VARESE Dopo due stagioni di successo, la primavera varesina perde il suo festival internazionale del cartone animato. Gli appassionati del genere la stavano già aspettando la terza edizione di «A-Tube, the Global animation film festival» dedicato esclusivamente ai cortometraggi di animazione provenienti da tutto il mondo e che invece, ormai è ufficiale, non avrà luogo. Almeno non quest’anno, anche perché ad oggi non sono ancora stati saldati tutti i conti dell’ultima edizione. Colpa della Pro Loco di Varese, che aveva prestato il proprio supporto al neonato festival come associazione «filtro» tramite cui accedere ai

finanziamenti pubblici di Comune, Regione e Provincia, che pure sono arrivati puntuali per un totale di circa 12 mila euro. «Per allestire la pista del ghiaccio in piazza Repubblica questo inverno abbiamo dovuto anticipare dei soldi che contavamo di recuperare con le sponsorizzazioni, ma non è andata così e questo ci ha creato problemi di liquidità che purtroppo hanno coinvolto anche il festival di A-Tube, e questo ci dispiace moltissimo», spiega il presidente della Pro loco di Varese, Giancarlo Di Ronco, assumendosi implicitamente la responsabilità dei «disguidi finanziari» di cui è stato vittima il festival.

Probabilmente è stata proprio questa situazione a scoraggiare gli organizzatori dal proporre una terza edizione comunque dispendiosa, dato che il finanziamento degli enti locali rappresenta circa un terzo del budget del festival che per il resto puntava molto su sponsorizzazioni e partner esterni, oltre che sulla passione di molti collaboratori. Ecco spiegato come una piccolo festival ai primi passi sia riuscito a portare in città mostri sacri dell’animazione come Bruno Bozzetto ed Enzo D’Alò e, nell’ultima edizione anche Maurizio Nichetti e l’israeliano Yoni Goodman, direttore di «Valzer con Bashir», film rivoluzionario sotto il profilo della tecnica di animazione. In più in poco tempo il festival di A-tube era riuscito a crearsi una serie di collaborazioni nazionali ed europee con scuole di cinema e realtà cinematografiche importanti anche grazie a un paio di idee originali come il lancio del «The golden storyboard», l’unico concorso al mondo interamente dedicato ai disegni che precedono la realizzazione di un film.
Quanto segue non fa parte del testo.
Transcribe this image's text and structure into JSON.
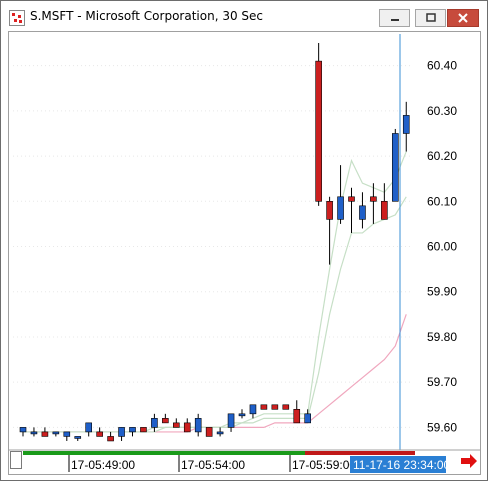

Tanti ingredienti che avevano fatto di A-Tube un punto di riferimento non solo per i giovani appassionati di cinema varesini (basti pensare che quest’anno anche Milano si è dotata di un nuovo festival dedicato esclusivamente ai corti di animazione), per l’orgoglio del suo ideatore e direttore Giorgio Ghisolfi, regista varesino esperto in effetti speciali e tecniche digitali, che tra l’altro ha collaborato alla realizzazione di grandi successi come «La gabbianella e il gatto» e «Momo alla

conquista del tempo». Proprio in questi giorni, l’anno scorso, veniva presentata la seconda edizione di A-Tube e Ghisolfi, attualmente fuori città, si riserva di intervenire sull’argomento appena rientrato per tracciare un bilancio dell’esperienza di questi due anni e provare a rilanciare l’idea per il prossimo anno. Certo, per un festival giovane prendersi un anno di pausa non è la prospettiva migliore, ma l’idea ha già dimostrato di funzionare e, toccando i tasti giusti, potrebbe anche riprendere quota.